The Training Ground: Grant, Lee, Sherman, and Davis in the Mexican War, 1846-1848
By Martin Dugard
(October 2008 Civil War News)

Illustrated, maps, appendices, notes, bibliography, index, 446 pp. 2008. Little, Brown and Company, 237 Park Ave., New York, NY 10017, $29.99 plus shipping.

Reviewer: Jeffry D. Wert
Jeffry D. Wert is a retired Pennsylvania high school teacher. He is the author of seven books on the Civil War, including his recent Cavalryman of the Lost Cause:  A Biography of J.E.B. Stuart.

Review:
Martin Dugard’s The Training Ground is an exasperating book. A gifted writer, Dugard has fashioned a compelling narrative, with striking characterizations of individuals and telling vignettes. But the book contains surprising, even astonishing, factual errors that mars the work’s qualities.

The Training Ground is not a major history of the Mexican War. It is the story of select officers, West Pointers, who would rise to prominence during the Civil War. Ulysses S. Grant, Jefferson Davis and Robert E. Lee merit the most study in the book. But other fellow academy graduates — William T. Sherman, James Longstreet, Braxton Bragg, Thomas J. Jackson, and others — receive the author’s attention. In fact, many of the army’s senior officers, including Zachary Taylor and Winfield Scott, are deftly sketched by Dugard.

He examines the conflict’s major campaigns and battles. He is particularly good in discussing logistics, the hardships of conducting operations across hundreds of miles of forbidding terrain, of the contrast between regular soldiers and volunteers, and of the Mexican officers and forces.

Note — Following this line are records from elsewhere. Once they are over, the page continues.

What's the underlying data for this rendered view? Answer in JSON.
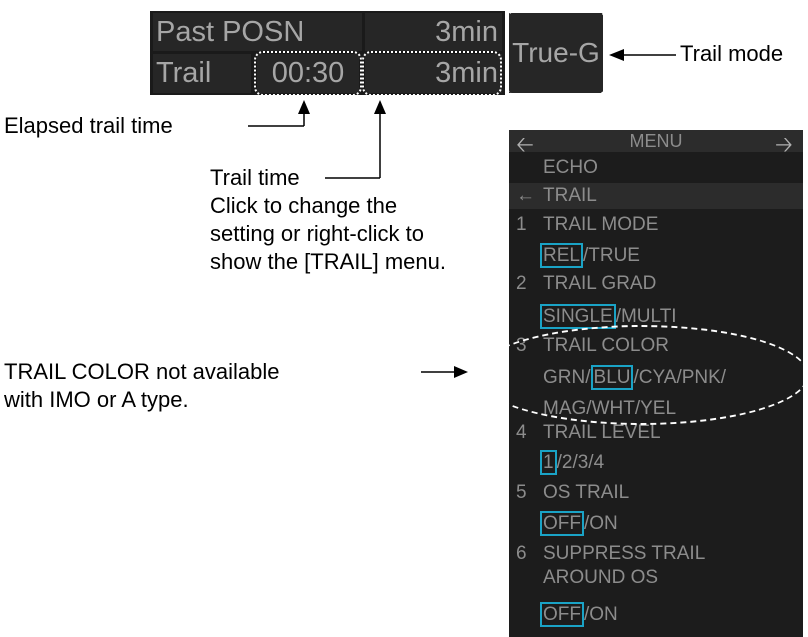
{
  "trail_panel": {
    "past_posn_label": "Past POSN",
    "past_posn_value": "3min",
    "trail_label": "Trail",
    "elapsed_time": "00:30",
    "trail_time": "3min",
    "trail_mode": "True-G"
  },
  "annotations": {
    "trail_mode": "Trail mode",
    "elapsed": "Elapsed trail time",
    "trail_time_lines": [
      "Trail time",
      "Click to change the",
      "setting or right-click to",
      "show the [TRAIL] menu."
    ],
    "color_note_lines": [
      "TRAIL COLOR not available",
      "with IMO or A type."
    ]
  },
  "menu": {
    "title": "MENU",
    "left_arrow_icon": "arrow-left-icon",
    "right_arrow_icon": "arrow-right-icon",
    "echo": "ECHO",
    "trail": "TRAIL",
    "items": [
      {
        "num": "1",
        "label": "TRAIL MODE",
        "options": [
          "REL",
          "TRUE"
        ],
        "selected": 0
      },
      {
        "num": "2",
        "label": "TRAIL GRAD",
        "options": [
          "SINGLE",
          "MULTI"
        ],
        "selected": 0
      },
      {
        "num": "3",
        "label": "TRAIL COLOR",
        "options_row1": [
          "GRN",
          "BLU",
          "CYA",
          "PNK"
        ],
        "options_row2": [
          "MAG",
          "WHT",
          "YEL"
        ],
        "selected": "BLU"
      },
      {
        "num": "4",
        "label": "TRAIL LEVEL",
        "options": [
          "1",
          "2",
          "3",
          "4"
        ],
        "selected": 0
      },
      {
        "num": "5",
        "label": "OS TRAIL",
        "options": [
          "OFF",
          "ON"
        ],
        "selected": 0
      },
      {
        "num": "6",
        "label_lines": [
          "SUPPRESS TRAIL",
          "AROUND OS"
        ],
        "options": [
          "OFF",
          "ON"
        ],
        "selected": 0
      }
    ],
    "separator": "/"
  },
  "colors": {
    "panel_bg": "#262626",
    "panel_text": "#a6a6a6",
    "menu_bg": "#1c1c1c",
    "menu_text": "#8c8c8c",
    "selection_box": "#1aa3c6"
  }
}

Dugard’s battle descriptions are skillfully drawn, but without the detail some readers may be seeking. Unfortunately, the maps are more confusing than clarifying.

 Although this reviewer is not an authority on the Mexican War, it seems that Dugard has written a moving, popular history of that struggle. The narrative flows in a series of brief chapters. He chooses to present the lessons these trained soldiers learned in Mexico by describing their experiences in combat and in the arduous marches. He does not offer analytical discussions of the lessons.

 The factual errors, however, bring into question the narrative’s reliability. Although a number of the errors are contained in an appendix, the mistakes will capture the attention of well-read students of military history.

Several examples should suffice: Longstreet is described as a Virginian; Richard Ewell commanded the Third Corps at Gettysburg; John Pope led the Army of the Potomac at Cedar Mountain; Jackson was “shot three times by a sentry” at Chancellorsville; Abraham Lincoln was elected president in 1859; and George E. Pickett “led one of the most famous cavalry charges in the history of modern warfare.”

As popular history, The Training Ground is a well-written work. It must, however, be read with caution.